Already, some 22 Republican-held states, apparently anticipating this verdict, have gleefully passed legislation that will ban or severely restrict abortion, thus attempting to turn the clock back fifty years for women who for whatever reason will find it difficult to travel to a state with more liberal attitudes where abortion is lawful and safe. Within the US, the key areas for this are found on the west and east coasts and in a handful of states including Minnesota, Kansas, Illinois, Colorado and New Mexico.
As always, those who will be hit the hardest by a ban on abortion will be teenage girls or poor women at the bottom of the socio-economic ladder; there are fears they may be prevented from ordering and receiving abortion pills by mail order and or humiliated or punished in some way if this is discovered. Will it be a punishable offence for someone to help a woman to procure a termination where it is lawful? Or to help her to travel where the procedure is safe, legal and private? Previous attempts by some states to legislate to block such moves have failed. But what of the future?

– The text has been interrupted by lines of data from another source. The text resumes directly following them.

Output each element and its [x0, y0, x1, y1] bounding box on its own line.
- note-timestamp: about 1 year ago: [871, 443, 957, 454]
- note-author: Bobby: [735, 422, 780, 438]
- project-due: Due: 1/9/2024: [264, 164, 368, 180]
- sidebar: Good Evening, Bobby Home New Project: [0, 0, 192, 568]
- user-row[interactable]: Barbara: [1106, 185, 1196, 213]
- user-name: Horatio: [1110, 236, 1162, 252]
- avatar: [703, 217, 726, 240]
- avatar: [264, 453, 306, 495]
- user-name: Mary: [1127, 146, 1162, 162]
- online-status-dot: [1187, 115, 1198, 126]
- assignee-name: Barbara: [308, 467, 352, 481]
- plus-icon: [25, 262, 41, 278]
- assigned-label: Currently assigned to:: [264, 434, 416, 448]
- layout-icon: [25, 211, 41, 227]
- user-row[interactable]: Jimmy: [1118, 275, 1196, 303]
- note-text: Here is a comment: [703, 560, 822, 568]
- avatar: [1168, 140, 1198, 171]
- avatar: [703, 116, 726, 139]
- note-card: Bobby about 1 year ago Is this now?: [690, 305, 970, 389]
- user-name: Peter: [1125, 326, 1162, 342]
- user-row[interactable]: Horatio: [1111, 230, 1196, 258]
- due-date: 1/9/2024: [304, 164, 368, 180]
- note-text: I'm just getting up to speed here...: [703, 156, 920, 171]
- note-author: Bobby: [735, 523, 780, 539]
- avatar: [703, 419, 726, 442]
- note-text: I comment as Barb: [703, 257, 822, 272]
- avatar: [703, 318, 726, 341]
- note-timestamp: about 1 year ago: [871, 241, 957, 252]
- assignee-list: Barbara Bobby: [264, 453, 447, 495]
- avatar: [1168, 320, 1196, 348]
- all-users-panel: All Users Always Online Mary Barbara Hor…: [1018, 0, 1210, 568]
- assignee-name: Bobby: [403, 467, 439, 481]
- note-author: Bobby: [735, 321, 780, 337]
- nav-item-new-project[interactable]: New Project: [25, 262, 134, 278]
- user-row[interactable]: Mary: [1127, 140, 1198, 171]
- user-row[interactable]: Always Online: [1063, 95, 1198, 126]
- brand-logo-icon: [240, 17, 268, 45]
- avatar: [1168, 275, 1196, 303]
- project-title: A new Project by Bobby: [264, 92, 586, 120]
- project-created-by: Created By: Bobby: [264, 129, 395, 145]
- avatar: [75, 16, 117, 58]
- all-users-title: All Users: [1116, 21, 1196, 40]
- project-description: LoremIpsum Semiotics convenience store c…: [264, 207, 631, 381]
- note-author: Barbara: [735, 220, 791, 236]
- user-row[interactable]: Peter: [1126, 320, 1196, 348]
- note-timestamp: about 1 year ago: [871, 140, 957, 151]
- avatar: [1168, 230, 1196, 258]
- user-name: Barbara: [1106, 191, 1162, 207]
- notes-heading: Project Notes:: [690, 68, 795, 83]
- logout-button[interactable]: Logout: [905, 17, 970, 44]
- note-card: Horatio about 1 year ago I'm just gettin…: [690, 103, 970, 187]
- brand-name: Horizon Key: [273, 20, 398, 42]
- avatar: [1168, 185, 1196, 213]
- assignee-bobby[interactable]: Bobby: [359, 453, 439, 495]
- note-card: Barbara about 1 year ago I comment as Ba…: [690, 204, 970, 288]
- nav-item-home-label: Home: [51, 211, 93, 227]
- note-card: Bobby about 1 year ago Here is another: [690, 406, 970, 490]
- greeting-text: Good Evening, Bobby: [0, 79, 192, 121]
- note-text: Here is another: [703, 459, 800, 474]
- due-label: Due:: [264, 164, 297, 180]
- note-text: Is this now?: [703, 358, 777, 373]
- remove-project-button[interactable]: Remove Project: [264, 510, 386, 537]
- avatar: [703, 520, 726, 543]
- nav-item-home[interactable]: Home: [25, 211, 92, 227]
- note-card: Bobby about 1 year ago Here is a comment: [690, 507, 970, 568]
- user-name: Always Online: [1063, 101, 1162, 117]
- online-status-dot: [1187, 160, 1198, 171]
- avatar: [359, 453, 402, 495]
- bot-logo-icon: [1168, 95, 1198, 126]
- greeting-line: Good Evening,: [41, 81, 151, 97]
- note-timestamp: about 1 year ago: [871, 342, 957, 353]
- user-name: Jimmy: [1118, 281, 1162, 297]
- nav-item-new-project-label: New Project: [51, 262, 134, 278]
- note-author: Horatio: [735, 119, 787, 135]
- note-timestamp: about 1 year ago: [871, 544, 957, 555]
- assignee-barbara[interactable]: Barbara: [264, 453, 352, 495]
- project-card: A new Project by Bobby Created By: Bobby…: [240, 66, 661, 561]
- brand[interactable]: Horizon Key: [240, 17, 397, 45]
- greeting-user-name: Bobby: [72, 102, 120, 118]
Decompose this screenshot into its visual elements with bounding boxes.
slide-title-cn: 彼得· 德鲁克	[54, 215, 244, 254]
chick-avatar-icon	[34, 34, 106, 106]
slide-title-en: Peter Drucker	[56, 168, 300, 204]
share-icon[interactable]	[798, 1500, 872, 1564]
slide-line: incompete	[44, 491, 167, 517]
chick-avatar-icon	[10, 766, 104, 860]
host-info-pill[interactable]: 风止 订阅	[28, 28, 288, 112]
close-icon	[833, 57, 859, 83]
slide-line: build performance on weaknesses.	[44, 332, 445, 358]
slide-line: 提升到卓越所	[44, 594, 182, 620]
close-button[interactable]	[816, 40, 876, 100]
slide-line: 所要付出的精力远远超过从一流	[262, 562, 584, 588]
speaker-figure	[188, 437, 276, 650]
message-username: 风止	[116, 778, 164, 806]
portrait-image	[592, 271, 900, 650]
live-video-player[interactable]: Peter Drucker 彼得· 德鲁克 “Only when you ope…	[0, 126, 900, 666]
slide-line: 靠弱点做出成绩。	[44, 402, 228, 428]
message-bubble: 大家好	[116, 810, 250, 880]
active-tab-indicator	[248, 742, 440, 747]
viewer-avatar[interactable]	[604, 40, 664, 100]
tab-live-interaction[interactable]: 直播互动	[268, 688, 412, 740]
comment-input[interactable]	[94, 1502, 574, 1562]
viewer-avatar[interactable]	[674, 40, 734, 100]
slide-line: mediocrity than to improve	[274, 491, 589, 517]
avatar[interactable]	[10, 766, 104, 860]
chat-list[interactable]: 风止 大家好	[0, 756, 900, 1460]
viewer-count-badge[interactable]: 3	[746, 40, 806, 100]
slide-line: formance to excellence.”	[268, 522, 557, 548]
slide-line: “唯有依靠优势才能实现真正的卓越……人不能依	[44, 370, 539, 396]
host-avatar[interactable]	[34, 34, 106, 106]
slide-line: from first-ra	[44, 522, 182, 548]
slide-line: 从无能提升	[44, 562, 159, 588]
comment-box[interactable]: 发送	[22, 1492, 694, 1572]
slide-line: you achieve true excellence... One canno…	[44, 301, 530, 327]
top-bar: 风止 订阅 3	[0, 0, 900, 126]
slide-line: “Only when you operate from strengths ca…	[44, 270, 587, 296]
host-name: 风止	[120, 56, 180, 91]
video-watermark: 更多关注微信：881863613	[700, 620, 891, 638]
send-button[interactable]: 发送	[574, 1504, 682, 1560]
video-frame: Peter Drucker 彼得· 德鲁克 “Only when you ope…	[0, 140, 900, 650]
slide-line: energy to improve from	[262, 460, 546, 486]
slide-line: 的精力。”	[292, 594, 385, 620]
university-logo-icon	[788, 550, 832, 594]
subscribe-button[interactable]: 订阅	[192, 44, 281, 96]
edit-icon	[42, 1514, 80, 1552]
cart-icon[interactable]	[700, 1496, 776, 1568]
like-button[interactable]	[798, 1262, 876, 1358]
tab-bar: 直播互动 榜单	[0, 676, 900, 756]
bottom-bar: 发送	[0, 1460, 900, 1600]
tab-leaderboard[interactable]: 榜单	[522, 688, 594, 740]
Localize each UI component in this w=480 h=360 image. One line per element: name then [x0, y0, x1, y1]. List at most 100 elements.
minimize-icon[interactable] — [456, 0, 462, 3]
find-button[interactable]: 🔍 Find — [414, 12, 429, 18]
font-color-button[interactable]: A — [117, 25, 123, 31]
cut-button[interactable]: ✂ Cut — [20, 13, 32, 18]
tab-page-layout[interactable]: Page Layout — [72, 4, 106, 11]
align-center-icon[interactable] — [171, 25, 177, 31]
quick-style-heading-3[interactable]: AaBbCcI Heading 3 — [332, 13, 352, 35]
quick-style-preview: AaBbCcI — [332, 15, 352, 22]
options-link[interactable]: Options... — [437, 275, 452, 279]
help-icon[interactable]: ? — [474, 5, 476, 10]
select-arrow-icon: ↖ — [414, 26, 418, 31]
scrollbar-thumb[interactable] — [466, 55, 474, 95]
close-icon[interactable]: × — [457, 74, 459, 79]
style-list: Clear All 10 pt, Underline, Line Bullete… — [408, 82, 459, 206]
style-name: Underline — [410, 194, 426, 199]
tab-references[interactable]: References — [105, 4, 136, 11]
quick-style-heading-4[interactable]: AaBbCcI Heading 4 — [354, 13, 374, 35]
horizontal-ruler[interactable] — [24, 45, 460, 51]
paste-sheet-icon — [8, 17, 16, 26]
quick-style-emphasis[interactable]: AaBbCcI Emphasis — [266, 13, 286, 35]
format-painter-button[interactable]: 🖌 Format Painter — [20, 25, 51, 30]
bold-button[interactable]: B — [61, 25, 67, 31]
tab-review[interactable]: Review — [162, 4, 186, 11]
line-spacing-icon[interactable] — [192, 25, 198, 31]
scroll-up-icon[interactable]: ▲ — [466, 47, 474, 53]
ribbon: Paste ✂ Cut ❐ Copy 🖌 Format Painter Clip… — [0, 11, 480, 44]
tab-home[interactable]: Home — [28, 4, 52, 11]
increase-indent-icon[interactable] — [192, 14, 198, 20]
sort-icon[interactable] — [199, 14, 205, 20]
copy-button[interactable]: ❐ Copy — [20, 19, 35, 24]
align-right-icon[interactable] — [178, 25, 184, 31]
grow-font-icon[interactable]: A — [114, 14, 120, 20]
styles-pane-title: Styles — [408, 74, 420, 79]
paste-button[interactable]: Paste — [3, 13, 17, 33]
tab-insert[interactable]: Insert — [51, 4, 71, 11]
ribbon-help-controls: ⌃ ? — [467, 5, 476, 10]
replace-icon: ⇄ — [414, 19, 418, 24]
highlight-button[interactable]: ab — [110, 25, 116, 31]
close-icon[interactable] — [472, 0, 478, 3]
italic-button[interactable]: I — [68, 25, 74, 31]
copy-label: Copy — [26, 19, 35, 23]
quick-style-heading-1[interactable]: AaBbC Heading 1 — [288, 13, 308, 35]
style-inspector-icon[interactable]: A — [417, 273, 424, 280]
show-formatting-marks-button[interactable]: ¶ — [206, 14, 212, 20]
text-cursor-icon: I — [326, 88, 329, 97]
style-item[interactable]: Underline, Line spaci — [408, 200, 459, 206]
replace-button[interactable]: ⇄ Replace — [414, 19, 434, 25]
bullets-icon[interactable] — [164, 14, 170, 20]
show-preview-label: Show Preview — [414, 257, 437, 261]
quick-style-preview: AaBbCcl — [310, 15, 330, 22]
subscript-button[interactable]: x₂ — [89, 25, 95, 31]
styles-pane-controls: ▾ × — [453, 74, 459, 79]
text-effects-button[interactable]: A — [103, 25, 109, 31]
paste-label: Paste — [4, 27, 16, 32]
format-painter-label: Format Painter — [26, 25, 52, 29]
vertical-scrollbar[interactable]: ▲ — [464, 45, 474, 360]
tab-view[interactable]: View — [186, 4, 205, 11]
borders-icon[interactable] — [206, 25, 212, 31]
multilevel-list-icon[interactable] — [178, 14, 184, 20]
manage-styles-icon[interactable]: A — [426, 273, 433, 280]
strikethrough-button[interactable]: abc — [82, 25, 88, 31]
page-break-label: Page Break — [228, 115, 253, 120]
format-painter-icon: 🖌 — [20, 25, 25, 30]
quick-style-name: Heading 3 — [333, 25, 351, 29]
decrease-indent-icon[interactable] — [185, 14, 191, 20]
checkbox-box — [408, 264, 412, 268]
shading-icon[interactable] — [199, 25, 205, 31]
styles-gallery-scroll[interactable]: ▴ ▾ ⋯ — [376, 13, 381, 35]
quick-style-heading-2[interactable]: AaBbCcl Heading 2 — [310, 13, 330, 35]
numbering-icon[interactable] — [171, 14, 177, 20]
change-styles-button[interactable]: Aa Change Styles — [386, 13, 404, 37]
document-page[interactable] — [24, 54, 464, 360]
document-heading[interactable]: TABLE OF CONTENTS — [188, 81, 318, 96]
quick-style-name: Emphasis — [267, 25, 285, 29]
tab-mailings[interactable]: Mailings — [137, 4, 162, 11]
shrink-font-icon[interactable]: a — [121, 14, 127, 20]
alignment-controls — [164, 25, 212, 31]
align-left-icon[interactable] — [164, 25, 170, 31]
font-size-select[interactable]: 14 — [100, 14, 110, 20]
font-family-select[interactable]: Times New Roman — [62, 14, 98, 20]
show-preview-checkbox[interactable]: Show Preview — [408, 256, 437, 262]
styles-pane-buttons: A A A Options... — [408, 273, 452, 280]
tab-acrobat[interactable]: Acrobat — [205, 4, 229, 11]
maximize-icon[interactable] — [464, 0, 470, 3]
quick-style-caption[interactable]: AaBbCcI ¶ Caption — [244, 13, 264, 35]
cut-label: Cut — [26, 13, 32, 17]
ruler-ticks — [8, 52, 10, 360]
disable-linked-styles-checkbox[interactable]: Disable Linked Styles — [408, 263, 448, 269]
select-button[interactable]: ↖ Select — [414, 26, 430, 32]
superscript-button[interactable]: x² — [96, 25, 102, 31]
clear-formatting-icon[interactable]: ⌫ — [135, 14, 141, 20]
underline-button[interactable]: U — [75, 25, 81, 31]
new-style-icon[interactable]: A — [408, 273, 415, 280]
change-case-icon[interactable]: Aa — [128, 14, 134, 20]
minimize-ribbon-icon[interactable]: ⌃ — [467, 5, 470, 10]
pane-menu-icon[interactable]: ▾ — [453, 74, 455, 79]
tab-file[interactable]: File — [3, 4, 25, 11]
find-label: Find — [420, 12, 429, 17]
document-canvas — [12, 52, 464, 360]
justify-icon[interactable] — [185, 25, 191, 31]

We may wish for all babies to be conceived within a loving relationship and born healthy and at term into a comfortable, safe home. Sadly, this is not the situation for many girls and women who seek a termination. Few will do this lightly or without a measure of deep regret and they need protection from bullying and opprobrium heaped on them by those with opposing views who stand around wielding banners, loudly declaring their righteous indignation. Accordingly, as viewed from London, the overturning of the decision in Roe v Wade in June 2022 marks a depressing and backward step that we must hope will not lead to thousands of furtive and botched abortions for desperate women. And is it not curious that the vocal “right to life” lobby is said to include many people who support “the right to bear arms” from the age of 18? The right to bear arms seems to include in many states the right to buy and own any number and type of lethal weapon with unlimited ammunition with only the most rudimentary (if any) background checks carried out. But guns kill – yes people pull the trigger but it is the gun that fires the shot – so what about the lost lives of those thousands of people each year who are killed by guns in the USA – including school children and their teachers? A recent primary school killer was just 18. Deemed too young to legally buy a glass of wine – but not too young to buy an arsenal of semi-automatic weapons and more ammunition than a regular soldier would take with him into battle.
It is estimated that there are more guns than people in the USA and thousands of people are maimed or killed by them each year. But where are the “pro-lifers” with their banners? Are they to be found protesting outside the American Rifle Association or gun shops or armaments manufacturers? Are they busy lobbying those mainly Republican senators who support the dangerous status quo?